Latest Blog: Two (Percent) is a Sad Num... - 09/21/2020
Investment Insights are written by Angeles' CIO Michael Rosen
Michael has more than 30 years experience as an institutional portfolio manager, investment strategist, trader and academic.
WHAT I LEARNED WHILE ATONINGPublished: 10-17-2016
Twenty-four hours without food or drink is supposed to help focus the mind on the task at hand: atoning for the sins of the past year in hopes that your name is placed in the Book of Life for another year.
Of course, I can’t know if I was successful this year (although I have a perfect record so far). I am pretty certain that 24 hours is not enough time even to skim the surface on my multitude of sins this past year. So I have to rely (again) on a forgiving God.

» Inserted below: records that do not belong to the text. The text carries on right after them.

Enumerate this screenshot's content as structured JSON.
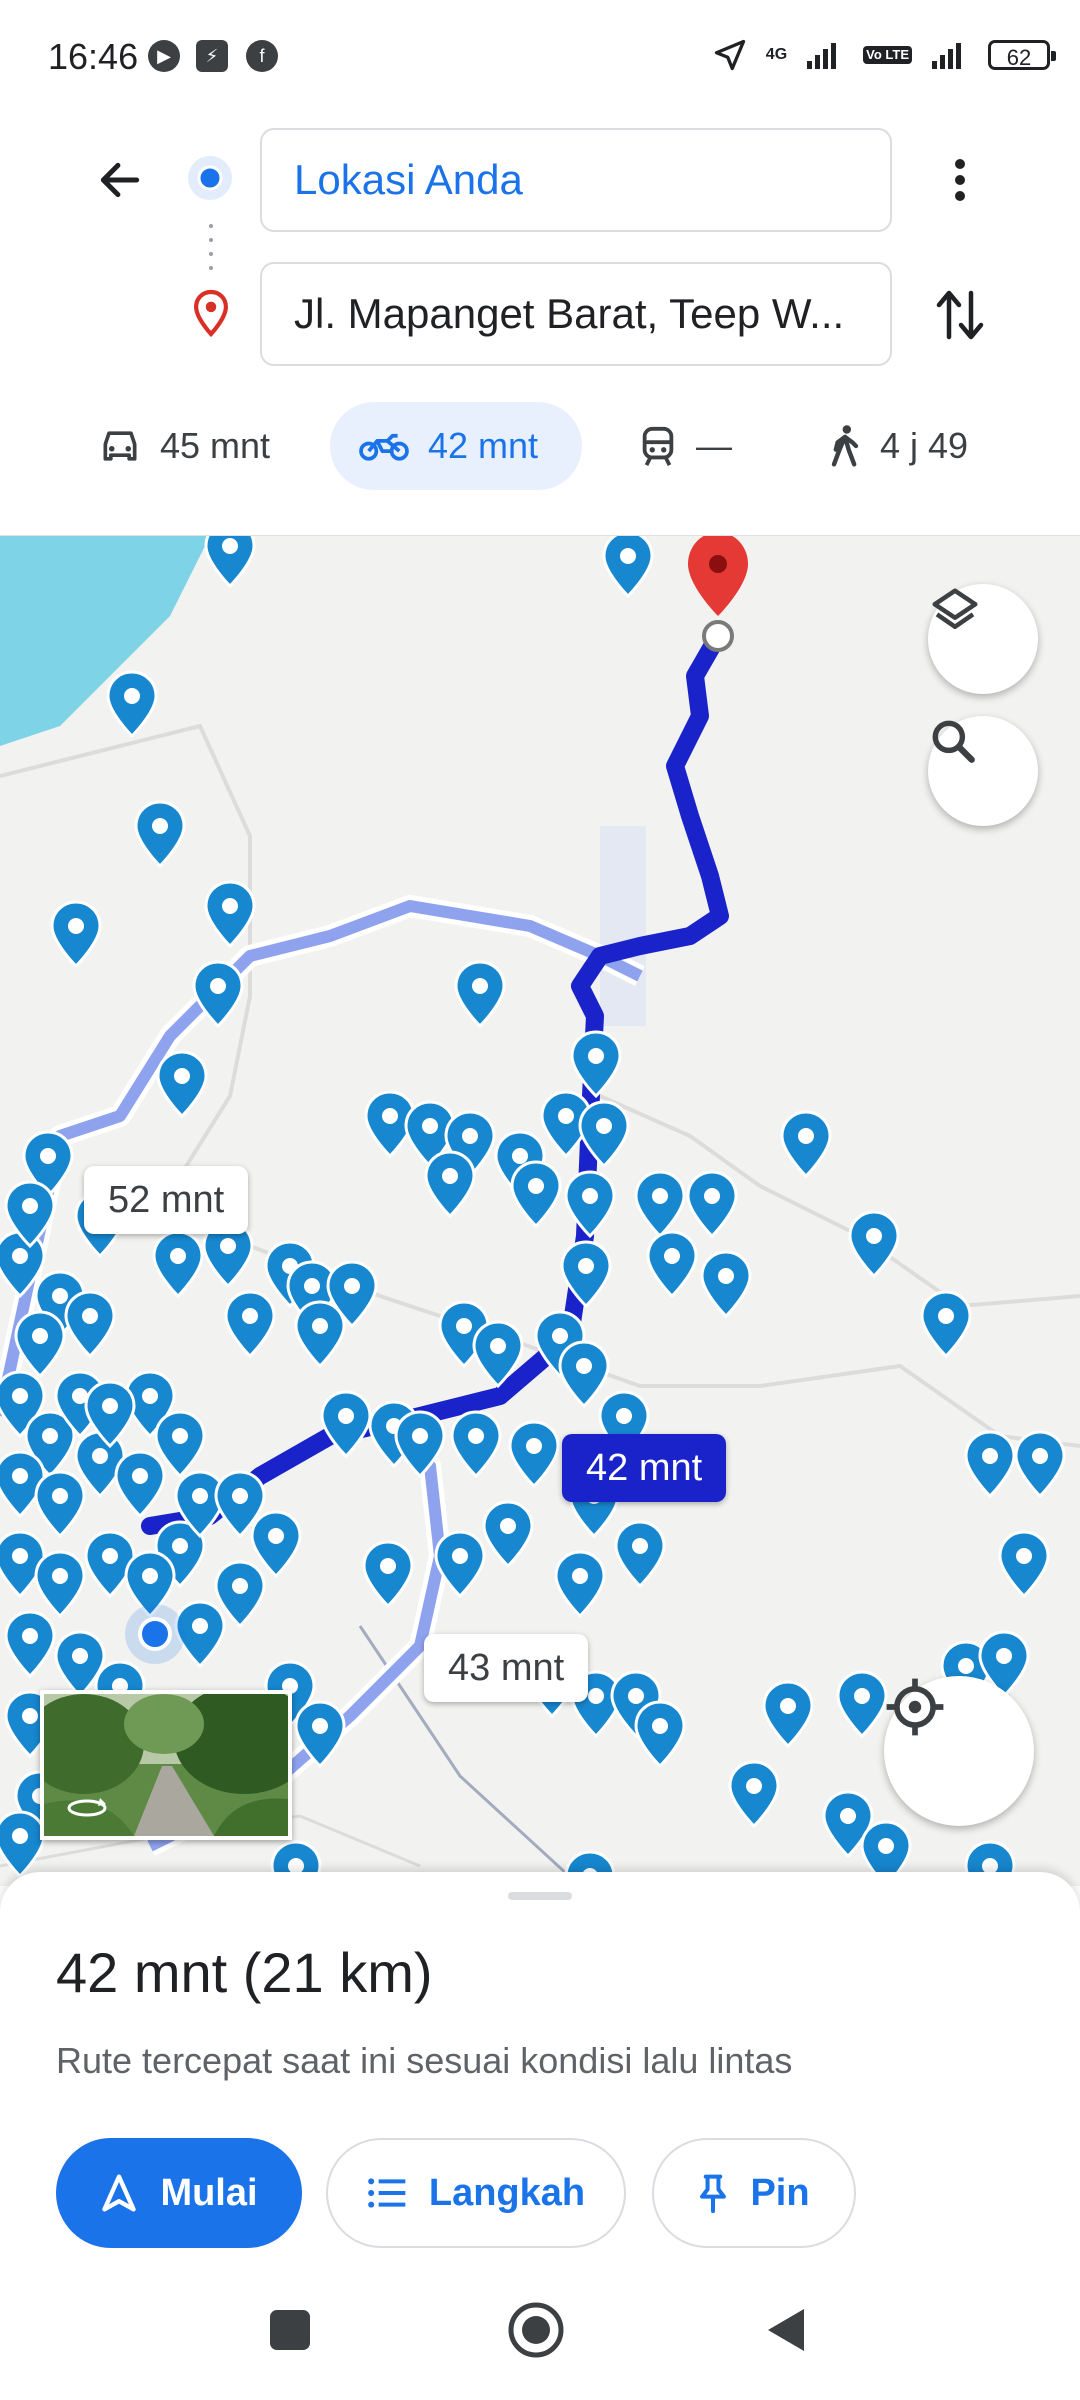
{
  "status_bar": {
    "time": "16:46",
    "network_label": "4G",
    "volte_label": "Vo LTE",
    "battery": "62"
  },
  "search": {
    "origin": "Lokasi Anda",
    "destination": "Jl. Mapanget Barat, Teep W..."
  },
  "modes": [
    {
      "icon": "car-icon",
      "label": "45 mnt",
      "selected": false
    },
    {
      "icon": "motorcycle-icon",
      "label": "42 mnt",
      "selected": true
    },
    {
      "icon": "transit-icon",
      "label": "—",
      "selected": false
    },
    {
      "icon": "walk-icon",
      "label": "4 j 49",
      "selected": false
    }
  ],
  "map": {
    "route_labels": {
      "primary": "42 mnt",
      "alternate_1": "52 mnt",
      "alternate_2": "43 mnt"
    },
    "colors": {
      "route_primary": "#1a22c9",
      "route_alternate": "#8fa2ee",
      "pin_blue": "#1787cf",
      "destination_pin": "#e53935",
      "water": "#7fd3e6"
    }
  },
  "sheet": {
    "summary": "42 mnt (21 km)",
    "note": "Rute tercepat saat ini sesuai kondisi lalu lintas",
    "buttons": {
      "start": "Mulai",
      "steps": "Langkah",
      "pin": "Pin"
    }
  }
}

We have a tradition, just an hour before the end of the day, to invite a guest to address us, perhaps to inspire, perhaps to take our minds off the rumblings in our bellies. All of our past speakers have been interesting, but this year I found the talk especially poignant. We heard from Father Gregory Boyle.
Greg Boyle is a legend in Los Angeles (and my nominee to the Nobel Committee for its Peace Prize). For many years, Father Greg was the pastor of the Dolores Mission Church, in the Boyle Heights neighborhood of East Los Angeles. It was the poorest church in the diocese, right in the middle of rampant gang warfare. Father Greg (G-Dog is his street name) established a bakery in the neighborhood, a place where gang members could have a job and learn a skill. He insisted that rival gang members work next to each other. The bakery was a success, and they added a silkscreen business. A diner followed, and expanded throughout the city, including at LAX and at City Hall (where it’s the only dining option). Homeboy Industries has touched 15,000 former gang members, offering not only jobs, but education, mental health and substance abuse services, and tattoo removal (a big deal).
Father Greg Boyle chose to dedicate his life to serving those at the margins of society: the widows, orphans and strangers, as he says. His message to us was that more than anything, more than a job or money, those who live at the margins need to feel connected to the rest of us. We all need to look beyond the tattoos and piercings and clothes to the human being in front of us. The measure of our compassion lies not in our service to others but in our willingness to see ourselves connected to them, he said.
He told us of some of the remarkable stories of former gang members overcoming child abuse, drug abuse, violence and prison. But one phrase particularly resonated with me. He admonished us to be in awe of the poor for the burdens they carry, rather than in judgment for how they carry them.
I could try to draw investment advice from this homily, presumably the reason you read this in the first place. But I don’t want to diminish the power of his words or the remarkable work Father Greg is doing in showing those at the margins of society the strength they always had within themselves to overcome their enormous burdens.
Twenty-three hours into my fast, I learned that there is no better way to atone for my sins than to embrace Father Greg’s vision for us: to stand in awe of those at the margins for the burdens they carry, and not to sit in judgement for how they carry them.